Intel CEO Paul Otellini speaks during his keynote address at the Intel Developers Forum in San Francisco
Intel CEO Paul Otellini speaks during his keynote address at the Intel Developers Forum in San Francisco, California September 13, 2011. REUTERS

Shares of Intel, the world's No. 1 chipmaker, plunged nearly five percent Monday after the company lowered expectations of quarterly revenue and earnings but recovered much of their lost ground

Intel shares closed at $24, down four percent after the announcement and a short Intel investor call. They're still up more than 14 percent for the year.

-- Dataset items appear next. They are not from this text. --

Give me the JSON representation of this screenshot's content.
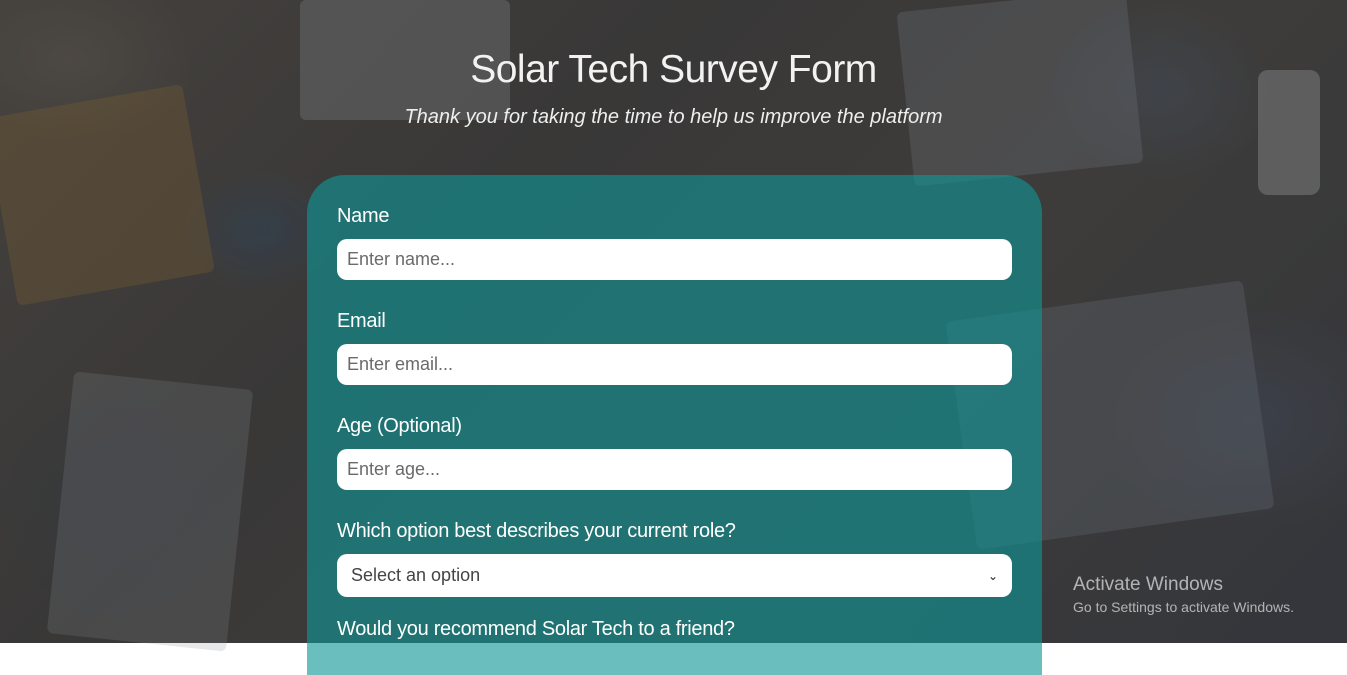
{
  "header": {
    "title": "Solar Tech Survey Form",
    "subtitle": "Thank you for taking the time to help us improve the platform"
  },
  "form": {
    "name": {
      "label": "Name",
      "placeholder": "Enter name..."
    },
    "email": {
      "label": "Email",
      "placeholder": "Enter email..."
    },
    "age": {
      "label": "Age (Optional)",
      "placeholder": "Enter age..."
    },
    "role": {
      "label": "Which option best describes your current role?",
      "selected": "Select an option"
    },
    "recommend": {
      "label": "Would you recommend Solar Tech to a friend?"
    }
  },
  "watermark": {
    "title": "Activate Windows",
    "subtitle": "Go to Settings to activate Windows."
  },
  "colors": {
    "card": "#109696",
    "text": "#ffffff"
  },
  "icons": {
    "select_chevron": "chevron-down-icon"
  }
}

Santa Clara, Calif.-based Intel blamed the recent floods in Thailand for creating shortages of disk drives which its PC customers insert into their products. Last week, Texas Instruments, the biggest U.S. supplier of communications chips, also lowered estimates citing broadly lower demand across a wide range of markets.

Shares of Texas Instruments plunged Dec. 9 after the warning but then recovered, closing at $29.94, down two cents. In Monday trading, though, shares of Dallas-based TI fell 2.7 percent, to $29.13. Shares are down 10 percent for the year.

Intel chopped its fourth-quarter revenue forecast by as much as $1 billion, to $13.7 billion, although it said sales could be as much as $500 million more. Gross margins, or profit left after expenses, will fall to 64.5 percent from the expected 65 percent, the semiconductor giant said.

The shortfall is hitting us in order patterns at the low end of the order stream, Intel CFO Stacy Smith said in an morning investor call. While demand for chips for servers, laptops and other products remains high, the PC makers have cut orders into the quarter. Profit may not decline as much as feared because Intel is beginning to make its latest 22-nanometer chips for ultra-thin laptops which will carry high average selling prices, he added.

Jefferies analyst Mark Lipacis lowered his Intel fourth-quarter earnings estimates a dime to 61 cents a share and trimmed his full-year estimate to $2.32, below the consensus of $2.62 posted before Monday's announcement. It was only a matter of time before Intel joined other chipmakers in lowering estimates, Lipacis said. He attributed the miss an an industry wide inventory correction as PC makers shift away from desktops to laptop and tablet-like products.

Intel's problems could also extend into 2012 because the company has said it expects as many as 50 customers to unveil new tablet-like laptops using its Ultrabook chips at the January Consumer Electronics Show in Las Vegas. Intel Senior VP for Sales and Marketing Tom Kilroy said in the call demand for those new products remains strong.

But coming after Texas Instruments' prior warning, the double whammy could indicate damage from the Thai floods is more severe than expected and that demand for global electronic products is down. Intel's Smith and Kilroy said demand remains strong but has just shifted. Intel customers preparing for Lunar New Year on Jan. 23 are preparing now for first-quarter sales.

The Philadelphia Semiconductor Index, which includes the leading chipmakers, fell more than 2.8 percent to close at 365.15.